It turns out the oily wind that a subway train brings into a subway station carries its own passengers with it: bacteria DNA.
As passengers step into the car and compete for seats, they do so thickly coated with the DNA of millions of microscopic parasites.
But do not be alarmed. Recent news stories have reassured us that while DNA for bubonic plague can be found in the nooks and crannies of New York City subways, we should not worry a cross-town ride risks the plague any more than asymptomatic patient Craig Spencer spread Ebola.
We should extend the same logic to hospital infection control.
Every few months there is a new article confirming that doctors, nurses and the things they wear and use are not sterile. NOOO! Stethoscopes, ties and our beloved white coats in particular have drawn ample attention for their unsurprising propensity to - gasp! - have bacteria on them.
This is useful research, and hypothesis forming. Might doctors and nurses contribute to the epidemic of healthcare-associated infection (HAI) via fomites like these?
Absolutely, they could.
But our reactions to this interesting hypothesis have been far from scientific.

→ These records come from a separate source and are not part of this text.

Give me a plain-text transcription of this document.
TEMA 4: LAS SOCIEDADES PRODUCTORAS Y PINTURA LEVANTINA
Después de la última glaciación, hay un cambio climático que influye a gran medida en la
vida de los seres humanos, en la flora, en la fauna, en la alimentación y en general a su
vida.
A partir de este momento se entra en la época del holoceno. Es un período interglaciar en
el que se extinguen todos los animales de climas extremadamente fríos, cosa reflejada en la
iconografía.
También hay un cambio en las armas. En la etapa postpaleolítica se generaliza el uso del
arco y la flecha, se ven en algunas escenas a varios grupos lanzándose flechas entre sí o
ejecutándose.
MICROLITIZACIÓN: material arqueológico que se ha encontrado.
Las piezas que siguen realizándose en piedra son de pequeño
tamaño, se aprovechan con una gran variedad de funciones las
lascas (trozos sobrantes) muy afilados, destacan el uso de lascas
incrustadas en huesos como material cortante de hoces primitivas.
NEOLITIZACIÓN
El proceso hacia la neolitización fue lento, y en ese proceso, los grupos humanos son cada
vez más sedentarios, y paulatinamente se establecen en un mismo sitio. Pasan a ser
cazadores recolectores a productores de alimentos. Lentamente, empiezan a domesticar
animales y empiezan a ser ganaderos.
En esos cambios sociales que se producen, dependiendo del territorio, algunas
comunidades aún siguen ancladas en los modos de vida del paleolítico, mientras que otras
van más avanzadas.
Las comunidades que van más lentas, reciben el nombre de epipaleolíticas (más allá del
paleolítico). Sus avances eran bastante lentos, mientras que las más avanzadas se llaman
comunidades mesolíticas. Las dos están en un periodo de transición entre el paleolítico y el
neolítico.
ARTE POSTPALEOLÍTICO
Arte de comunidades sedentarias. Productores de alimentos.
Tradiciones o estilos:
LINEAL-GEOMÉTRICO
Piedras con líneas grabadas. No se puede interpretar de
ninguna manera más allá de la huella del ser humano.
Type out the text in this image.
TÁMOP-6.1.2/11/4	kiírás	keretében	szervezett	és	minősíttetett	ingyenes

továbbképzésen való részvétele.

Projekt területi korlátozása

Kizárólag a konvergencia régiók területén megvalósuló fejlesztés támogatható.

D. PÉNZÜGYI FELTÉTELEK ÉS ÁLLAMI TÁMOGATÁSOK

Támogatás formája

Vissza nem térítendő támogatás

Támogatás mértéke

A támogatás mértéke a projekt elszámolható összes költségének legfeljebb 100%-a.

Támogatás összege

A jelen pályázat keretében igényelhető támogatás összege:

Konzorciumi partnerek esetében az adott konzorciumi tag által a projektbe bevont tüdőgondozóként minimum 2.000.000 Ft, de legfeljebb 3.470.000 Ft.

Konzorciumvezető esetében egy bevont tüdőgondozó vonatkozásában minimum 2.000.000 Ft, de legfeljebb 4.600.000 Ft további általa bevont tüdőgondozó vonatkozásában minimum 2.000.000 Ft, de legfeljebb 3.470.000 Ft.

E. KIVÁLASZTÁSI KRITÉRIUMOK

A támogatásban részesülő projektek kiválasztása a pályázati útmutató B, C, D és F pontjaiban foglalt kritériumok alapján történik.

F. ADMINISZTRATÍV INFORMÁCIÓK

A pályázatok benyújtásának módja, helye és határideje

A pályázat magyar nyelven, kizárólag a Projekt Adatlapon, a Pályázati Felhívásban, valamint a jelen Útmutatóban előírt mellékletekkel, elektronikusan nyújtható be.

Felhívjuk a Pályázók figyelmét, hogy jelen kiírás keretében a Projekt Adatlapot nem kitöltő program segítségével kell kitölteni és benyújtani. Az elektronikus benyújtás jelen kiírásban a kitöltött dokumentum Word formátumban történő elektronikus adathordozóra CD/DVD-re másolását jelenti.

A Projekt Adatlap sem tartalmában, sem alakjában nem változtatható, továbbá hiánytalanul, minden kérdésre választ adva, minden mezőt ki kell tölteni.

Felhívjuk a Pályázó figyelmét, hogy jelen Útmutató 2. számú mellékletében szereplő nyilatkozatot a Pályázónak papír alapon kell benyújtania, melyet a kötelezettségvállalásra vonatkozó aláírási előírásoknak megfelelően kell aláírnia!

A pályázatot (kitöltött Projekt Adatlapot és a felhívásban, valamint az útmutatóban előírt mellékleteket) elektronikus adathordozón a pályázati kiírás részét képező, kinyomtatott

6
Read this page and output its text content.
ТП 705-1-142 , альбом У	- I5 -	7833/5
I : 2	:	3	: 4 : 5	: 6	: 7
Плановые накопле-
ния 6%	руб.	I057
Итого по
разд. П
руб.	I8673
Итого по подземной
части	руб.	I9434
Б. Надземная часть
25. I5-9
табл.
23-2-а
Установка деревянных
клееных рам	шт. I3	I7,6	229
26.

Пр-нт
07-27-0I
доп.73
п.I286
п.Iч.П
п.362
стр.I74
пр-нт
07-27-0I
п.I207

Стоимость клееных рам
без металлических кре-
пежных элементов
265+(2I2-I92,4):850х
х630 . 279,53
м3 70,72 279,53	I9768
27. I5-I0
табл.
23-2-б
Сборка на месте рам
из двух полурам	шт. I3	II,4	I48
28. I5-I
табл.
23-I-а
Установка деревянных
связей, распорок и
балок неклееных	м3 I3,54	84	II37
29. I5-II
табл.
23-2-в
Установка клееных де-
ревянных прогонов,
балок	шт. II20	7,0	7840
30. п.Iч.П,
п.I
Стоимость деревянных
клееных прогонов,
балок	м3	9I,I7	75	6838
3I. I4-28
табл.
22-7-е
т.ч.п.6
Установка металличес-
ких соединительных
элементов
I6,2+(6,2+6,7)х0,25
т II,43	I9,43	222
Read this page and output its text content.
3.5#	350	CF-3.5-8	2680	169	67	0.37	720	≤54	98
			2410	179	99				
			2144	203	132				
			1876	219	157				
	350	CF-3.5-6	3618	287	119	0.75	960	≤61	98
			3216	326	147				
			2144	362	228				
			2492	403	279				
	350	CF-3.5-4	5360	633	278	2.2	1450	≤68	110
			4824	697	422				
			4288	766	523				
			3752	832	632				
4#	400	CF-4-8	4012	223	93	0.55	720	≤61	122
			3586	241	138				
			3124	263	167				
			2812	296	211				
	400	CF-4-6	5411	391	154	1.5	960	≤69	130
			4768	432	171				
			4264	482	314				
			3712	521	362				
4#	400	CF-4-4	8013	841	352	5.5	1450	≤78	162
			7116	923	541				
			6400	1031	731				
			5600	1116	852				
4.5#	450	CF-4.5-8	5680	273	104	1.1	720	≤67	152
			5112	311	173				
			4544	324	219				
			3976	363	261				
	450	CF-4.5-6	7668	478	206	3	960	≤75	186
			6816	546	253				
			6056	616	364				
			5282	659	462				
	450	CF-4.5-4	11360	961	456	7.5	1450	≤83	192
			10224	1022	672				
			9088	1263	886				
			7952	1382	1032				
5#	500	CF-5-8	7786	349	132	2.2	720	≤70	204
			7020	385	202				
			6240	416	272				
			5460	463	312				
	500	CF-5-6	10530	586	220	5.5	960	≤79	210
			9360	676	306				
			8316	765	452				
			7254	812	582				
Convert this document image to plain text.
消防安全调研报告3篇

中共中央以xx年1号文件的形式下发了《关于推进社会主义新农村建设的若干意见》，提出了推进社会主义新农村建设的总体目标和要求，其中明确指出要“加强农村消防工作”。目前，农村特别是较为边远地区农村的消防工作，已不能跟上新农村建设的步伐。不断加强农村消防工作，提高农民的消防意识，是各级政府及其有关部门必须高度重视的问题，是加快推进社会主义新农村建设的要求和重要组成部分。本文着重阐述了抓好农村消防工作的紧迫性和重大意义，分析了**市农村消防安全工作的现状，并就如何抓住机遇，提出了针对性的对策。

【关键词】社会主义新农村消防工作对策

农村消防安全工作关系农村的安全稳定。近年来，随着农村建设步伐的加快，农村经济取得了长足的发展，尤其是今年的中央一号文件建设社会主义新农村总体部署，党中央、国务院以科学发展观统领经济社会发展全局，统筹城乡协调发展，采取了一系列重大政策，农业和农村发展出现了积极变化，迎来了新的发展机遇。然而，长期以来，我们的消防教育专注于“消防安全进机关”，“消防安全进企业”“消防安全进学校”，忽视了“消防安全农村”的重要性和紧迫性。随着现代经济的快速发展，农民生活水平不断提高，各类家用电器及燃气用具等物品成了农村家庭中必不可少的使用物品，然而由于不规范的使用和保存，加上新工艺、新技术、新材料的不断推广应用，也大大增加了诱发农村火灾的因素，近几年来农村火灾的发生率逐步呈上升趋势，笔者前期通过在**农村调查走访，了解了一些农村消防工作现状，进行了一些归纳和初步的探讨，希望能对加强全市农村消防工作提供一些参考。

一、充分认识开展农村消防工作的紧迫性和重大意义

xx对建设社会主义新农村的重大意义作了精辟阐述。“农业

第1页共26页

We have gone from hypothesis to heartfelt belief in five seconds flat.
One second we know stethoscopes and ties and white coats have bacteria on them and the next we conclude that we should do away with the lot of them. Britain's NHS, for instance, famously adopted a "bare below the elbows" stance in 2008, and US infection control mavens have recommended a similar policy recently.
Where's the science?
We all want to prevent HAI's, and lord knows the physician fashion index would rise by fully 2.5 points if we left our silly white coats at home (excellent logistical points made by an esteemed surgical blogger aside). But before we invest in nationwide changes to attire and clinical practice, we should convert these reasonable hypotheses into real evidence.
If going bare below the elbows, or skipping neckties, or burning our white coats, really will protect patients, then we should be able to prove it.
Before we draw conclusions, let's do the damn experiment: compare infection rates in comparable patients cared for by providers who do or do not wear neckties, or who do or do not subscribe to a BBE policy, whatever. Bring on the data!
It's not that easy, you say?
I understand. Science is hard.
If we can't show the intervention works, why invest in it? It is no great challenge to leave our ties at home, but until we base our recommendations in science the hard work of culture change may not be worth it. Why not just make the change? Well - how well is that argument working so far?
Let's be scientists people, lest we get schooled one day that these stories of stethoscope contamination are as alarming as bubonic plague DNA found in the New York City subway.